Philipp, there's a semantic problem (I'd say deep-semiotic, but then I could be accused of lexicographic elitism ;-)) with stars as symbols in any progression. Could "one star" ever be equivalent to "-3" on a "-3 to +3" value scale? Could it express "0 stars"? Perhaps a "dark star" would be better here, but then the Western/ Caucasian/ Occidential by-default positive notion of "star," esp. in the context of color scales, differs most likely from (the scope of) Eastern/ Oriental meanings of same. Similar objections could be raised about labeled vs. non-labeled _discrete_ steps in a horizontal bad-to-good radio slider. And "horizontal" is the implicit equalizing value here, as any vertical setup, whether of radio buttons or menu lines in select boxes, is by default already a symbolic "Upstairs-Downstairs" arrangement. I don't have any data to back me up, --where's Jacob Nielsen[*] when he's needed?-- but I am pretty sure the horizontal range of

WORST oo•ooooooo BEST

(which is NOT the same as)

BEST ooooooo•oo WORST

choice, with but two end-labels, would come out far ahead as better ergonomic solution for polling user input, than a vertical one with labels for each choice.

[^*] useit.com

Philipp Lenssen [PersonRank 10]

8 years ago #

> there's a semantic problem (...) with stars as symbols in
> any progression.

I definitely agree with that. Does a single star taken on its own represent "better than nothing/ worth a star!" or does it represent "really bad, only one star!"? So I think if you do have such a stars interface it makes sense to use the additional label "worst" or "bad" next to your one-star icon to get the point across.

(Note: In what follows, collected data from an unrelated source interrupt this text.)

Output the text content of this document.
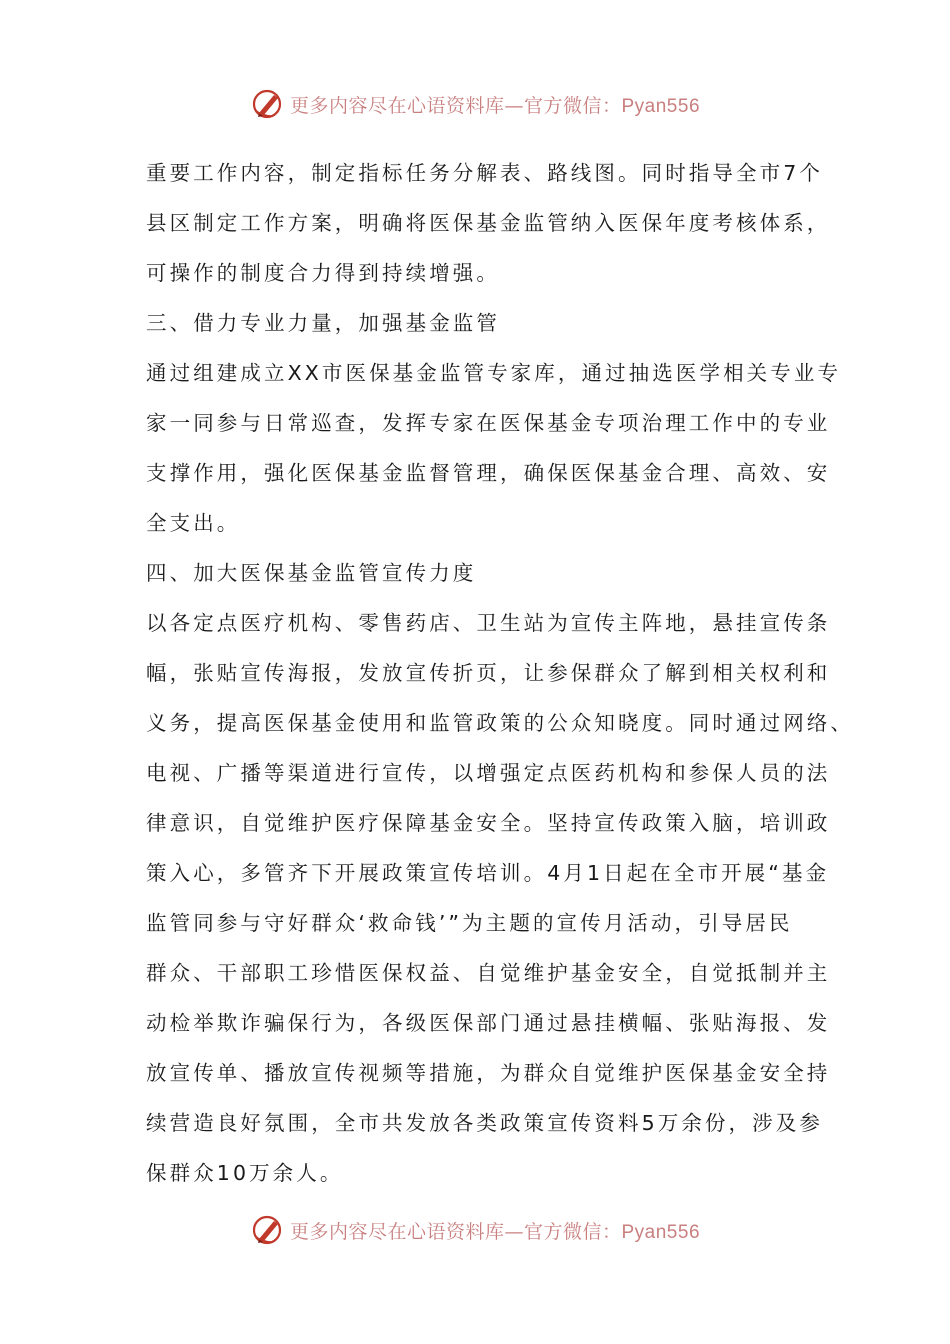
更多内容尽在心语资料库—官方微信：Pyan556
重要工作内容，制定指标任务分解表、路线图。同时指导全市7个
县区制定工作方案，明确将医保基金监管纳入医保年度考核体系，
可操作的制度合力得到持续增强。
三、借力专业力量，加强基金监管
通过组建成立XX市医保基金监管专家库，通过抽选医学相关专业专
家一同参与日常巡查，发挥专家在医保基金专项治理工作中的专业
支撑作用，强化医保基金监督管理，确保医保基金合理、高效、安
全支出。
四、加大医保基金监管宣传力度
以各定点医疗机构、零售药店、卫生站为宣传主阵地，悬挂宣传条
幅，张贴宣传海报，发放宣传折页，让参保群众了解到相关权利和
义务，提高医保基金使用和监管政策的公众知晓度。同时通过网络、
电视、广播等渠道进行宣传，以增强定点医药机构和参保人员的法
律意识，自觉维护医疗保障基金安全。坚持宣传政策入脑，培训政
策入心，多管齐下开展政策宣传培训。4月1日起在全市开展“基金
监管同参与守好群众‘救命钱’”为主题的宣传月活动，引导居民
群众、干部职工珍惜医保权益、自觉维护基金安全，自觉抵制并主
动检举欺诈骗保行为，各级医保部门通过悬挂横幅、张贴海报、发
放宣传单、播放宣传视频等措施，为群众自觉维护医保基金安全持
续营造良好氛围，全市共发放各类政策宣传资料5万余份，涉及参
保群众10万余人。
更多内容尽在心语资料库—官方微信：Pyan556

As for the vertical vs horizontal direction, interesting point to consider, too.

Ascanio [PersonRank 0]

8 years ago #

In the case of a single star for rating, one solution is to add the rest of the stars and show them faded.

This way the user will recognize the set of stars and see that only one is filled. The emptiness will easily be conceived as bad, while fullness will surely mean good in most cases.

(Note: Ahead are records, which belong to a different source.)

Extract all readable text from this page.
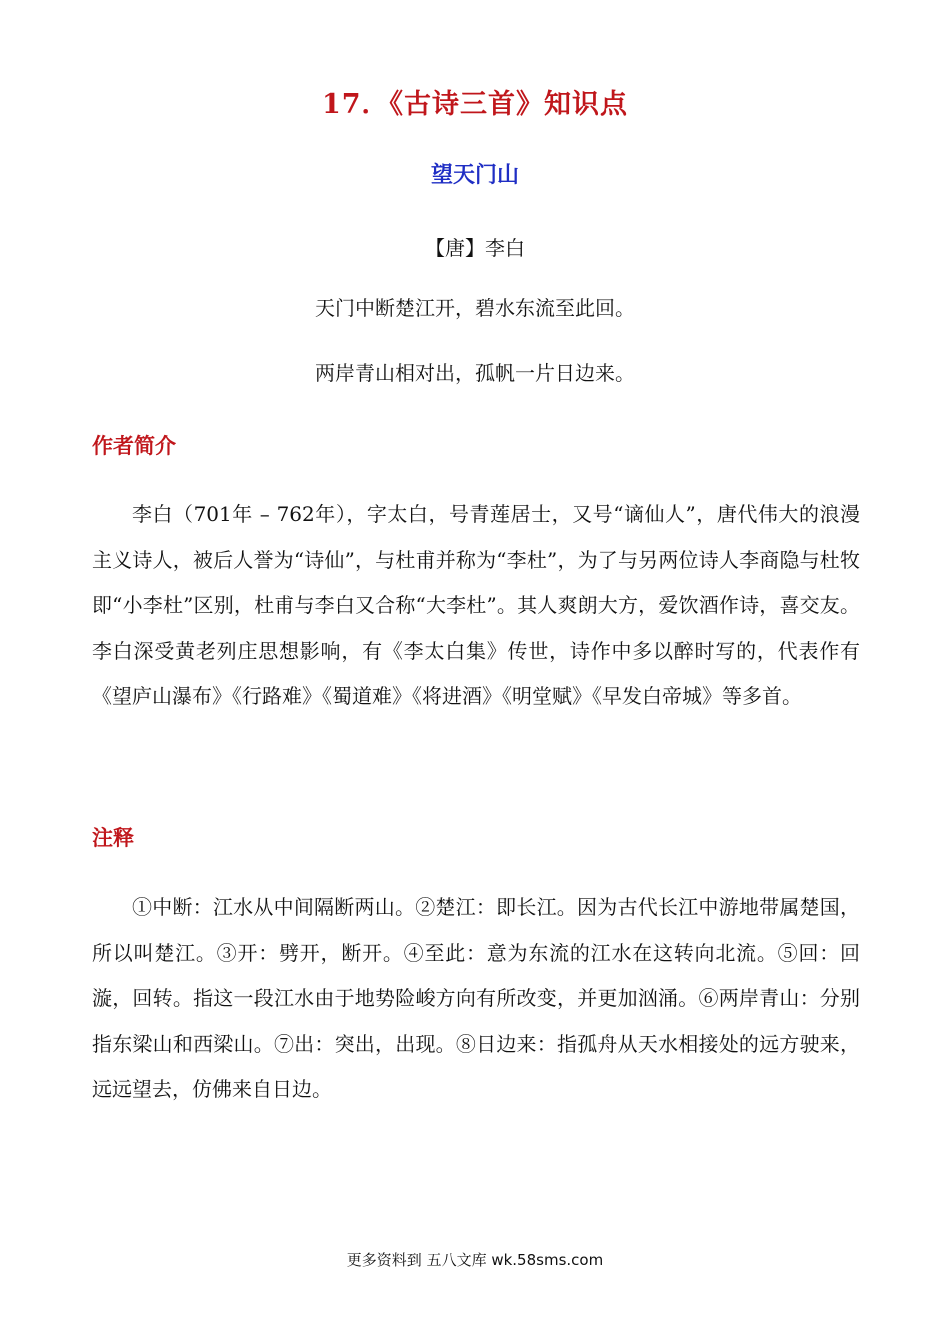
17．《古诗三首》知识点
望天门山
【唐】李白
天门中断楚江开，碧水东流至此回。
两岸青山相对出，孤帆一片日边来。
作者简介
李白（701年 – 762年），字太白，号青莲居士，又号“谪仙人”，唐代伟大的浪漫主义诗人，被后人誉为“诗仙”，与杜甫并称为“李杜”，为了与另两位诗人李商隐与杜牧即“小李杜”区别，杜甫与李白又合称“大李杜”。其人爽朗大方，爱饮酒作诗，喜交友。李白深受黄老列庄思想影响，有《李太白集》传世，诗作中多以醉时写的，代表作有《望庐山瀑布》《行路难》《蜀道难》《将进酒》《明堂赋》《早发白帝城》等多首。
注释
①中断：江水从中间隔断两山。②楚江：即长江。因为古代长江中游地带属楚国，所以叫楚江。③开：劈开，断开。④至此：意为东流的江水在这转向北流。⑤回：回漩，回转。指这一段江水由于地势险峻方向有所改变，并更加汹涌。⑥两岸青山：分别指东梁山和西梁山。⑦出：突出，出现。⑧日边来：指孤舟从天水相接处的远方驶来，远远望去，仿佛来自日边。
更多资料到 五八文库 wk.58sms.com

Fact is that the star itself isn't a good choice either for bookmarking or rating, because it doesn't have either symbolic or iconic relations to the object or action.
If you look at the star, you will understand it's function only by it's context, and by the fact that loads of websites have used it for rating, so it's (kind of) a convention, which brings us closer to the symbol, but yet it's not an all-round convention, rather it's one specific to the vocabulary of websites.
So it required the average user to learn such vocabulary before the communication becomes intuitive.

For such reason a more effective symbol should be used in place of the star.